Seit einigen Jahrzehnten haben die Industrie und der Dienstleistungssektor der Landwirtschaft als ehemals wichtigstem Wirtschaftszweig den Rang abgelaufen. Das Rückgrat von Industrie und Gewerbe wird durch eine Vielzahl von Klein- und Mittelbetrieben gebildet, die überall in der Region ihre Standorte haben. Ihrer Wirtschaftskraft ist es zu danken, daß man heute von einem "Modell Venetien" spricht, um damit zum Ausdruck zu bringen, daß die Region in den letzten Jahren zum Zugpferd der gesamtitalienischen Wirtschaftstätigkeit geworden ist. Dies zeigt sich auch in einer Arbeitslosigkeit, die nur knapp die 5% Marke übersteigt.

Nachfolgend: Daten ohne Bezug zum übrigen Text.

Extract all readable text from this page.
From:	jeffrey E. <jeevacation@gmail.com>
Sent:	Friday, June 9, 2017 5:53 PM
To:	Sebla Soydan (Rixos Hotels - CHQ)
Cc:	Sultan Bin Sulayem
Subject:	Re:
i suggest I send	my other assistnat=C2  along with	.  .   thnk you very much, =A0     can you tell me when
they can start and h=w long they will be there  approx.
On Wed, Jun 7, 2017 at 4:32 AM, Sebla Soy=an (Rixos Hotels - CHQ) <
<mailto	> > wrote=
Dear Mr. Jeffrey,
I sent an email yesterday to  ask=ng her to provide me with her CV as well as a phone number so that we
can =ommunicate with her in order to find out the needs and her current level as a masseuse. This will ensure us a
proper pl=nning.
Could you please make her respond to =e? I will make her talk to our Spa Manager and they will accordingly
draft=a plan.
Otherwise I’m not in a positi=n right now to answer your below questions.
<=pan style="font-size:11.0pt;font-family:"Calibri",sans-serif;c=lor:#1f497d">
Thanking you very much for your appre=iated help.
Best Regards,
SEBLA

Der Fremdenverkehr nimmt einen besonderen Platz in der regionalen Wirtschaft ein. In den letzten Jahren lagen die Besucherzahlen im Schnitt bei fast 50 Mio., wobei über 20 Mio. auf ausländische Gäste entfallen, die vor allem in den Badeorten Jesolo, Caorle, Eraclea und in den Thermen von Abano und Montegrotto aber auch am Gardasee ihren Urlaub verbringen. Auch die Berge üben im Sommer und ganz besonders im Winter, mit Wintersportzentren wie Cortina d’Ampezzo, ihren Reiz auf die Touristen aus. Wenn von Venetien die Rede ist, kann man natürlich die Baudenkmäler nicht unerwähnt lassen: die architektonischen Schätze und die Museen der Stadt Venedig, die palladianischen Palazzi von Vicenza und die schloßartigen Villen, die in der gesamten Region zu finden sind, die Bauten der Romanik, Gotik und Renaissance in Verona. Aber auch in den kleineren Städten findet man unzählige Baudenkmäler und Kunstschätze. 

Kulturstiftungen und –ämter, wie die Biennale und die Oper La Fenice in Venedig oder die Arena von Verona leisten einen wichtigen Beitrag zum kulturellen und künstlerischen Leben. Eine nicht minder wichtige Rolle spielen die Universitäten, allen voran die Universität Padua, die neben ihrer traditionsreichen Geschichte auch über besonderes wissenschaftliches Prestige verfügt. 

In den letzten Jahren wurde nicht nur in Italien, sondern in ganz Europa die Stellung der Regionen aufgewertet, vor allem im Hinblick auf ihre Funktion im Rahmen der Umgestaltung der staatlichen Strukturen.